The causes of death in each year are given, together with the relative
proportion each group bears to the whole of the infant deaths.
55 percent of the deaths under 1 year of age occurred before the
infants were three months old, 38 percent before the end of the first
month of life, and 22 percent soon after birth. These figures have not
varied much from year to year, but this year they are less than hitherto.

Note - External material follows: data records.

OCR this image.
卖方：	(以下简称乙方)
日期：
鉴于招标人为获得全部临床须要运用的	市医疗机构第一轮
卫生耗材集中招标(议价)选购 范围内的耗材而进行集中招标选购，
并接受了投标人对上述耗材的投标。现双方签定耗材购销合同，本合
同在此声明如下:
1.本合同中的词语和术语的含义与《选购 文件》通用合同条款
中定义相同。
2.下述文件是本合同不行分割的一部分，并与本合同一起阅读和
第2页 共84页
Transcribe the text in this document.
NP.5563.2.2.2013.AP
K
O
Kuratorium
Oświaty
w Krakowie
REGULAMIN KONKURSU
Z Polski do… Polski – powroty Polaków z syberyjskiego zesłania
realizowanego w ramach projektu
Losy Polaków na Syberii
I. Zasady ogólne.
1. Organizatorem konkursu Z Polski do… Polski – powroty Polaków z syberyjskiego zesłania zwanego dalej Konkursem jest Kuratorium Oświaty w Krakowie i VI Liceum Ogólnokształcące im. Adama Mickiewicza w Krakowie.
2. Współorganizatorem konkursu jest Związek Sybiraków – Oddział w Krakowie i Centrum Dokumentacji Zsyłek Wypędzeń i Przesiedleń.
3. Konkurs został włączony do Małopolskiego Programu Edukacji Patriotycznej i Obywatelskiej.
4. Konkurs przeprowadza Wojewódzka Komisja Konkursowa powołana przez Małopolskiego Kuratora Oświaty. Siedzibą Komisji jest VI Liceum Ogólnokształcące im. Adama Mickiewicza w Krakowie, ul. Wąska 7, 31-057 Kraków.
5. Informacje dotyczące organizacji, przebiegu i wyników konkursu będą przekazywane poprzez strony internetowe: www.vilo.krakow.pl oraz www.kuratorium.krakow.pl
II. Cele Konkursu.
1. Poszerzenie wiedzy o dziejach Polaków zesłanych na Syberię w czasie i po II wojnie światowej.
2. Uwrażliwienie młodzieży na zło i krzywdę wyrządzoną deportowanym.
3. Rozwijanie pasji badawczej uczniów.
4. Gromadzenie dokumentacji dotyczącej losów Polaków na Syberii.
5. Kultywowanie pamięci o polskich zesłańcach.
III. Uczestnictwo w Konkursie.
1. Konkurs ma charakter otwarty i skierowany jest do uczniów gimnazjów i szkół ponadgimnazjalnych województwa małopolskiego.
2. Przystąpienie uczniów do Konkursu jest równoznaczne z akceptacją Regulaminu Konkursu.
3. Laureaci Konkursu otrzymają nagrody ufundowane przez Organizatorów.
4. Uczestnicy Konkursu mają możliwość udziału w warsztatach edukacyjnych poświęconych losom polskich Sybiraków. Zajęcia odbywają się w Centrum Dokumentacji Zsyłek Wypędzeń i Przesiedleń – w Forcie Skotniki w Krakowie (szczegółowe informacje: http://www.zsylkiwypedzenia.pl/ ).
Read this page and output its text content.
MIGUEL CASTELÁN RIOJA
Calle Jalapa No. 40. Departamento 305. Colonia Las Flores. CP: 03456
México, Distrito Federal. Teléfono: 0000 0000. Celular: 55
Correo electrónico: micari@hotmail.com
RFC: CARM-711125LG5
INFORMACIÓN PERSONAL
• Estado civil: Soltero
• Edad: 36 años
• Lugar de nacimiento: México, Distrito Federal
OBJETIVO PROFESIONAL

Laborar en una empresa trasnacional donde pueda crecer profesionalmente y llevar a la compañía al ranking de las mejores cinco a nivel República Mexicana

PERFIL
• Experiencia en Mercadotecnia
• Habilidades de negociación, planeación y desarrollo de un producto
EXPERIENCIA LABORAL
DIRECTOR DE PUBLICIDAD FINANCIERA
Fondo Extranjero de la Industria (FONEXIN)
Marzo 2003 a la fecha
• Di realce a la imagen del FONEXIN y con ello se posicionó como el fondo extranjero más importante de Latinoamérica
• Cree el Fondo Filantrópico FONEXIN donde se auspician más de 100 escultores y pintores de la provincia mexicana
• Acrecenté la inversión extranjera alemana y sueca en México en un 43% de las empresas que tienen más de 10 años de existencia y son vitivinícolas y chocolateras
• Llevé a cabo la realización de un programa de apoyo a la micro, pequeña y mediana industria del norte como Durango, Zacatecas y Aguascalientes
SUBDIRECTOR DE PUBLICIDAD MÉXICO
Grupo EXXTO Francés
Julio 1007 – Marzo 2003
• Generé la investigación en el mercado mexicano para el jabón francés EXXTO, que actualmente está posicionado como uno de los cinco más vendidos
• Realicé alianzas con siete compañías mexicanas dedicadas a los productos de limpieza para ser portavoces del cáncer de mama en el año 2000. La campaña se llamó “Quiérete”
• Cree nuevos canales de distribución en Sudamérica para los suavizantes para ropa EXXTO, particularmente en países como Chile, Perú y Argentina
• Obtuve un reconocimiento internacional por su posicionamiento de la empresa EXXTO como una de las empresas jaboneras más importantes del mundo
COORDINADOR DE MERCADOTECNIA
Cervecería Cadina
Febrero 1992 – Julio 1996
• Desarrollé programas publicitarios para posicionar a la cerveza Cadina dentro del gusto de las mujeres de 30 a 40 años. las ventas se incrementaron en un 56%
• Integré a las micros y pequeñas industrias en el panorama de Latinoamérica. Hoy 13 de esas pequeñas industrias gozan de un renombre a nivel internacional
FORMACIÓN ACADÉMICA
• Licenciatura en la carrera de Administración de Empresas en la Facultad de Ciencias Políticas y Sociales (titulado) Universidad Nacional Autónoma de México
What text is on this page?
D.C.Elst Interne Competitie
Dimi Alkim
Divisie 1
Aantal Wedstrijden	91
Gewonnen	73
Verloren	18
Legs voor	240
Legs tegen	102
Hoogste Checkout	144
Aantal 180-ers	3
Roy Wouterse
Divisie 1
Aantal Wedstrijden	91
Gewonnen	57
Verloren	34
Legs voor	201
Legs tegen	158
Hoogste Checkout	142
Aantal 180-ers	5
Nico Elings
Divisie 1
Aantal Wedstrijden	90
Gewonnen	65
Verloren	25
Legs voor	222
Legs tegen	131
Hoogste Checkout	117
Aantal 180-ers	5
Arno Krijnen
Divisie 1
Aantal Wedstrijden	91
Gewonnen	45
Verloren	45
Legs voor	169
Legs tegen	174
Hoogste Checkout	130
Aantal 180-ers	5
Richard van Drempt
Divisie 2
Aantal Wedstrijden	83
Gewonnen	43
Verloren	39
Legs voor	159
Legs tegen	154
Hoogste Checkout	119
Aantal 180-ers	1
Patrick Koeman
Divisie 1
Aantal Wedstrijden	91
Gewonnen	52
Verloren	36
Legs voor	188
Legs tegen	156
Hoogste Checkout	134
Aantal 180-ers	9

It is extremely difficult, even with careful inquiry, to differentiate
the correct cause of death; thus, in a case where death is certified as
being due to marasmus, or wasting, it may be due to some inherent
defect in the child, preventing the digestion of food, or it may be a
result of unsuitable or improper feeding. This latter may be due to
the poverty, or insufficiency, or other unsuitable quality of the mother's
milk, or to food unsuited for the age of the infant.
A number of children born prematurely succumb later in life when
illness occurs. In 1909, in addition to the deaths directly attributed to
prematurity, congenital debility and injury at birth, which account for
109 deaths, there were 10 deaths from syphilis, and 42 children whose
deaths were ascribed to other causes were found to have been prematurely
born or to have suffered from debility or ill-health from
birth, making 62 percent of the total number who died. Probably
some of the remaining 97 should also have been included, but the information
obtained was not sufficient to make a definite statement thereon.